Okay, let's try to answer your question (as I understand it).
You have some software which uses some private key (and a clock) to add a signature to a file.
This signature is depending on the contents of the file, and thus makes sure that the signer knew (or could have known) the contents of the file at the time it signed it. (There are some ways to have "blind signatures", but I assume this is not the case here.)
Uploading the signed file anywhere does not change anything here.

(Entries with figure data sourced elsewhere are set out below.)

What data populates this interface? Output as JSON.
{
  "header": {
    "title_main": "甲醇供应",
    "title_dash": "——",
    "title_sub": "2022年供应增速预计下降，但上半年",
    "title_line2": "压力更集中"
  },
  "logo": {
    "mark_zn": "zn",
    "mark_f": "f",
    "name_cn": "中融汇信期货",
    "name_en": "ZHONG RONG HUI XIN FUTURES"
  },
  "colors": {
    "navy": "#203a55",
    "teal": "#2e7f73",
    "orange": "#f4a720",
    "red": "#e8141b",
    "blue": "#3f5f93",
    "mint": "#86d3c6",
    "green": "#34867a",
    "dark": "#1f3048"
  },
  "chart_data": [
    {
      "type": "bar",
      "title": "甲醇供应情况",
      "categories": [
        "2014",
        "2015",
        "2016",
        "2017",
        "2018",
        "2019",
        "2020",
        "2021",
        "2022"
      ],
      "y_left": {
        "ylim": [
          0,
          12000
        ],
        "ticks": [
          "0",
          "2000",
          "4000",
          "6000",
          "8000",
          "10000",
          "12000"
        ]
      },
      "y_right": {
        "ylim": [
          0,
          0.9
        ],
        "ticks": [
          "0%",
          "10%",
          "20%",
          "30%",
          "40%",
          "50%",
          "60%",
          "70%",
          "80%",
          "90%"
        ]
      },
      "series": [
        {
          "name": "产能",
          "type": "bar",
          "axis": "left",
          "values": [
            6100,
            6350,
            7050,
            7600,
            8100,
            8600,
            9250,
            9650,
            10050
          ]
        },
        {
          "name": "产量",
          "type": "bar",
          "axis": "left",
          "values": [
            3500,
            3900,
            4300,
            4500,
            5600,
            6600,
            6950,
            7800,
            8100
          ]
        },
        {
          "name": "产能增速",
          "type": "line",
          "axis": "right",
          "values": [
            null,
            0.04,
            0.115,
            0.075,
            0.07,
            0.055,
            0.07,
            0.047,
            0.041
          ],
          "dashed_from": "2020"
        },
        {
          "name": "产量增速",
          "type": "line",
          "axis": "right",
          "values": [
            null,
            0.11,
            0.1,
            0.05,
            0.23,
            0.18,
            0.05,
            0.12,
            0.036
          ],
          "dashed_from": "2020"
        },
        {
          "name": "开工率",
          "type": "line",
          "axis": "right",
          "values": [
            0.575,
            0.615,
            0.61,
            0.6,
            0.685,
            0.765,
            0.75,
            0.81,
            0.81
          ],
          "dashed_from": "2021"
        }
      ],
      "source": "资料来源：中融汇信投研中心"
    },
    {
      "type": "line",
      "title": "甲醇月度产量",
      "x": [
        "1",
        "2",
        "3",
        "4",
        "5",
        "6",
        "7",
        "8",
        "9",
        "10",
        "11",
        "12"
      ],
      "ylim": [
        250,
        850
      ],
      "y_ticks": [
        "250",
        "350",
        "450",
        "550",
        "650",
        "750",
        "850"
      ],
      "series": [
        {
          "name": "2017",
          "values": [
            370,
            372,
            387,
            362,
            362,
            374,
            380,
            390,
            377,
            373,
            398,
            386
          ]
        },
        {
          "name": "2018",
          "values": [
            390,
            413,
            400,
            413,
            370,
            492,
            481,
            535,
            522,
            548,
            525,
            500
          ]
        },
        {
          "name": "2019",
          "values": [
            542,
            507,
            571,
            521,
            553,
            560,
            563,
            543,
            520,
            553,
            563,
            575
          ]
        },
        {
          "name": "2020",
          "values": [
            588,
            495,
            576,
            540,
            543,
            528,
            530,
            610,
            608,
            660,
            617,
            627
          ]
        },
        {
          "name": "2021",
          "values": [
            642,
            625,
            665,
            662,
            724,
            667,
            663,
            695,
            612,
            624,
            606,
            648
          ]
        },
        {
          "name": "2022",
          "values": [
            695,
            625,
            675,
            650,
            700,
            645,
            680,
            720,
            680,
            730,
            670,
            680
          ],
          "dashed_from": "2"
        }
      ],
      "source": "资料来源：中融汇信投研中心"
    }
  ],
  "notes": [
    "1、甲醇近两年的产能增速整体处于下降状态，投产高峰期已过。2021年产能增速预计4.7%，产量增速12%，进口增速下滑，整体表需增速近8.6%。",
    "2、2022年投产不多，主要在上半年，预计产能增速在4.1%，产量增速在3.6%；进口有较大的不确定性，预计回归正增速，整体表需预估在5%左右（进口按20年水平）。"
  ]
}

About the timestamp: The key holder can put in any timestamp it wants - so this only helps if you want to prove knowledge of the document at some point in time against the key holder, not if you are the key holder and want to prove that you signed at some point in time and not earlier or later. (Also, are you sure his clock is not skewed?)
About whether this is legally relevant, you will have to ask your lawyer. It might depend on
the jurisdiction in which the signature happened, and the one in which you want the signed document to be valid
whether the owner of the key had a chance to actually read the document before signing
whether the owner of the key had actually a choice of signing or not.
If you use some applet or ActiveX control in the user's browser, I would not be totally sure that the last two points really hold.